Саша стукает кулаком по столу, а я подпрыгиваю на месте. — Не падок я не на каких блондинок.
— Ну да. Один раз — случайность, а вот два — закономерность! Олеся твоя блондинка…
— Она не моя!
— А чья?! Моя, что ли?! — кто-то из нас недовольно пыхтит в темноте. Надеюсь не я, потому что как-то оно совсем не элегантно звучит. — Я же говорю, что это уже закономерность! У тебя тайная страсть к блондинкам, вон и Инка кстати подошла.
— Эта тут вообще причем?! Она сама подошла, я ее в принципе впервые видел. И разговаривал то, только потому, что она о нашем с тобой сыне заговорила.
— Вот смотри, эта сама, та сама. Как же тебе везет, что молодые и красивые сами на тебя вешаются.
— Что значит молодые и красивые?
Весь запал куда-то ушел. Как-то мы вышли на ту тему, которая меня поедом грызла все лето, но в конкретные слова я ее так обличить не смогла. Саша понимает, что что-то сейчас изменилось в моем настроение.
— О чем ты говоришь?
— Ни о чем…
— Сань?
Я чувствую его руку на своем колене. Прикосновение осторожное, ободряющее.
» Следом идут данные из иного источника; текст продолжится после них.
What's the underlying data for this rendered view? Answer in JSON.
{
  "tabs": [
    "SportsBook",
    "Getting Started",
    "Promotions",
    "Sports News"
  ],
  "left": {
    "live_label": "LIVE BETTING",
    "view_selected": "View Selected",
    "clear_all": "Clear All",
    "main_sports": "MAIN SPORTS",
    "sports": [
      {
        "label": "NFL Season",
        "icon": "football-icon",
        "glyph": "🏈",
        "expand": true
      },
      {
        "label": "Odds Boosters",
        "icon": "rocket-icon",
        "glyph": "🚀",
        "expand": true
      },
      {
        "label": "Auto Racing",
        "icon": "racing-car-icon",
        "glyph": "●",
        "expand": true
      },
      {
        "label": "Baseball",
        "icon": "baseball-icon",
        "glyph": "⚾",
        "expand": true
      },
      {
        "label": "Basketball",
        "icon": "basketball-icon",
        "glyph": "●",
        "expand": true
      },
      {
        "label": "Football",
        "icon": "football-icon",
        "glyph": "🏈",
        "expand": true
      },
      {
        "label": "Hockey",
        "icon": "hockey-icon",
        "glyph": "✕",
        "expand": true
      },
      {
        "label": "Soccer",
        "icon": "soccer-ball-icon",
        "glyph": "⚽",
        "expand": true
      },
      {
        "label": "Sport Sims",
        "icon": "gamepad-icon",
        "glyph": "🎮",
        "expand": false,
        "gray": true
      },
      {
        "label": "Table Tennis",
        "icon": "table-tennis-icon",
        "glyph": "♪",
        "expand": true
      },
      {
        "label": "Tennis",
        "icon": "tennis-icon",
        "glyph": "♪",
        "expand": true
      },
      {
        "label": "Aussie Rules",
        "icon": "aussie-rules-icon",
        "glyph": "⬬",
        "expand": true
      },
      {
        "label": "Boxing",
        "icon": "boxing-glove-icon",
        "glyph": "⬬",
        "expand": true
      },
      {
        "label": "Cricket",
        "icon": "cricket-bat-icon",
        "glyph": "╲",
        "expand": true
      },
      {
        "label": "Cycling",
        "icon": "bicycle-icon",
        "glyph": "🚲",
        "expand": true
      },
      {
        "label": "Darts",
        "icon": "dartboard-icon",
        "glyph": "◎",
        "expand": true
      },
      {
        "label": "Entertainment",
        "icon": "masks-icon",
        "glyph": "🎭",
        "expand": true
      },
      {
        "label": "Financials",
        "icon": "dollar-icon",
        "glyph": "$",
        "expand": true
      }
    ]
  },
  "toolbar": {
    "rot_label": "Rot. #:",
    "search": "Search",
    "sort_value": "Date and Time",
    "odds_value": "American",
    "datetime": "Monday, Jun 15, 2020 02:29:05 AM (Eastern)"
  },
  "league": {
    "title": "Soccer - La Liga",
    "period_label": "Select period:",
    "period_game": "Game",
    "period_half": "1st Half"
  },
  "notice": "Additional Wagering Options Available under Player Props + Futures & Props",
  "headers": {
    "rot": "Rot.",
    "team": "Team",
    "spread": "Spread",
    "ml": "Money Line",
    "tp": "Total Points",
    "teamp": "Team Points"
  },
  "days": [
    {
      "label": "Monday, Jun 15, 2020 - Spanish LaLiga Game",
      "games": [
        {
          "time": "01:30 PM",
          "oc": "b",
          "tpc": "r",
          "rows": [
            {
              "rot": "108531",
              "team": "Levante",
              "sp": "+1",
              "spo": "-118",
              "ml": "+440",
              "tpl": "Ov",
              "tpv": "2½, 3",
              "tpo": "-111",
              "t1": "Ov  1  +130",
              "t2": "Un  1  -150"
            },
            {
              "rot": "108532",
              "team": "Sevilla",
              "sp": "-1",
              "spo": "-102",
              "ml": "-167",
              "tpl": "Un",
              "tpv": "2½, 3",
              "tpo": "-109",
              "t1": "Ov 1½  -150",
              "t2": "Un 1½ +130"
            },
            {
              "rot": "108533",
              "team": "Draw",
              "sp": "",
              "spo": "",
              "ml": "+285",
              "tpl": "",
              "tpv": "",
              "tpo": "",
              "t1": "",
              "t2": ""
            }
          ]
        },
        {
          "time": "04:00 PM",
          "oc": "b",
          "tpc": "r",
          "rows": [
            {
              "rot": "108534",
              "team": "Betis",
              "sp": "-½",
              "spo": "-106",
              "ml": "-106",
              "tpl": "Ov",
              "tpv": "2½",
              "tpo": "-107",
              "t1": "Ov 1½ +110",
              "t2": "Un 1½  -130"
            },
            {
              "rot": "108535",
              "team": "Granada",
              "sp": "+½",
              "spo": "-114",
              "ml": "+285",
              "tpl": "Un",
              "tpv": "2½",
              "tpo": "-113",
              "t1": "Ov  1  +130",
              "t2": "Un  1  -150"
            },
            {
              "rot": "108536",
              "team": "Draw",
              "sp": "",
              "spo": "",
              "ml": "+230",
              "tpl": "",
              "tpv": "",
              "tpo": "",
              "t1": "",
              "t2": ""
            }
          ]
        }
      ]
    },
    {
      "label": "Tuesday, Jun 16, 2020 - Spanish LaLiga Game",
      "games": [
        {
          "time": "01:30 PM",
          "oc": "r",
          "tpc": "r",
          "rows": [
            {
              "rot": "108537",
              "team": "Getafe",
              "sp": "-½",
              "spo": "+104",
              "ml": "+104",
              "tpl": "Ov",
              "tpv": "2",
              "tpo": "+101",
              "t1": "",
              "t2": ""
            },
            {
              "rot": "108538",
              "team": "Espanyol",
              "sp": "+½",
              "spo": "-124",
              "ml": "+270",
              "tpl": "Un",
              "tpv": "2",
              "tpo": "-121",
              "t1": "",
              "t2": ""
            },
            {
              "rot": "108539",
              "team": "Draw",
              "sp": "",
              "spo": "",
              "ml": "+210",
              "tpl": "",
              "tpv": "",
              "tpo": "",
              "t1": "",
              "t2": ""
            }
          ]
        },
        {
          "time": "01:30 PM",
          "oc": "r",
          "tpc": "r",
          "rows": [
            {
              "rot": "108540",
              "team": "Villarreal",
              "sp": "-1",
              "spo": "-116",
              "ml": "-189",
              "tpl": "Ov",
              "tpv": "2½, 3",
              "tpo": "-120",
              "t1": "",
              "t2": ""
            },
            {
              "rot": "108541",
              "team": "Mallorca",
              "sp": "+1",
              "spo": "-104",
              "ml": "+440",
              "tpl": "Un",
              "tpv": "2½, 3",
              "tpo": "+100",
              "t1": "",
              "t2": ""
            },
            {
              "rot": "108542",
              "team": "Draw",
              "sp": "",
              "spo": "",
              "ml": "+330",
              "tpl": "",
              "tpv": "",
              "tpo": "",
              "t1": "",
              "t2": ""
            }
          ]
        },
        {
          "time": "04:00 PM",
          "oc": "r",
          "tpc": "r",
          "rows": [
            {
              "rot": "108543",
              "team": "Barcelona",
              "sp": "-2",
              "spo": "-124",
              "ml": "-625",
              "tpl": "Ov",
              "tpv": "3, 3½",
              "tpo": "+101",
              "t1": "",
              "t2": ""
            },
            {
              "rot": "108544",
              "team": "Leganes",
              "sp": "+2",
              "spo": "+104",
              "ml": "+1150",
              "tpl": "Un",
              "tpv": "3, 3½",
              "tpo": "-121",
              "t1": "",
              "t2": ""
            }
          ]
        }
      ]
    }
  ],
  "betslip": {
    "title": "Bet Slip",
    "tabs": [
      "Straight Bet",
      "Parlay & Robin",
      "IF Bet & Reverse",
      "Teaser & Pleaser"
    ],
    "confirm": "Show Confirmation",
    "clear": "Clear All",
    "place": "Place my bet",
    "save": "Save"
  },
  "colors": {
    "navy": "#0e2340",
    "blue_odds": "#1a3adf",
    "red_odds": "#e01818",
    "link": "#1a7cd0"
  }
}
— Скажи уже честно. Я тебе просто надоела за столько лет? Я ведь уже не молода, ну и роды особо никого не красят. Да и в целом, внешность у меня всегда была самая заурядная, — я стараюсь говорить ровно и спокойно, но горечь все равно проскальзывает в каждом сказанном слове.
Рука на моем колене сжимается сильнее.
— Ты сейчас шутишь, да? — Чернов по-настоящему удивлен, такое просто так не сыграешь. — Сань, откуда эта дрянь у тебя в голове? Ты никогда не была заурядной. Да я тебя в юности всегда хотел так, что у меня в штанах все трещало.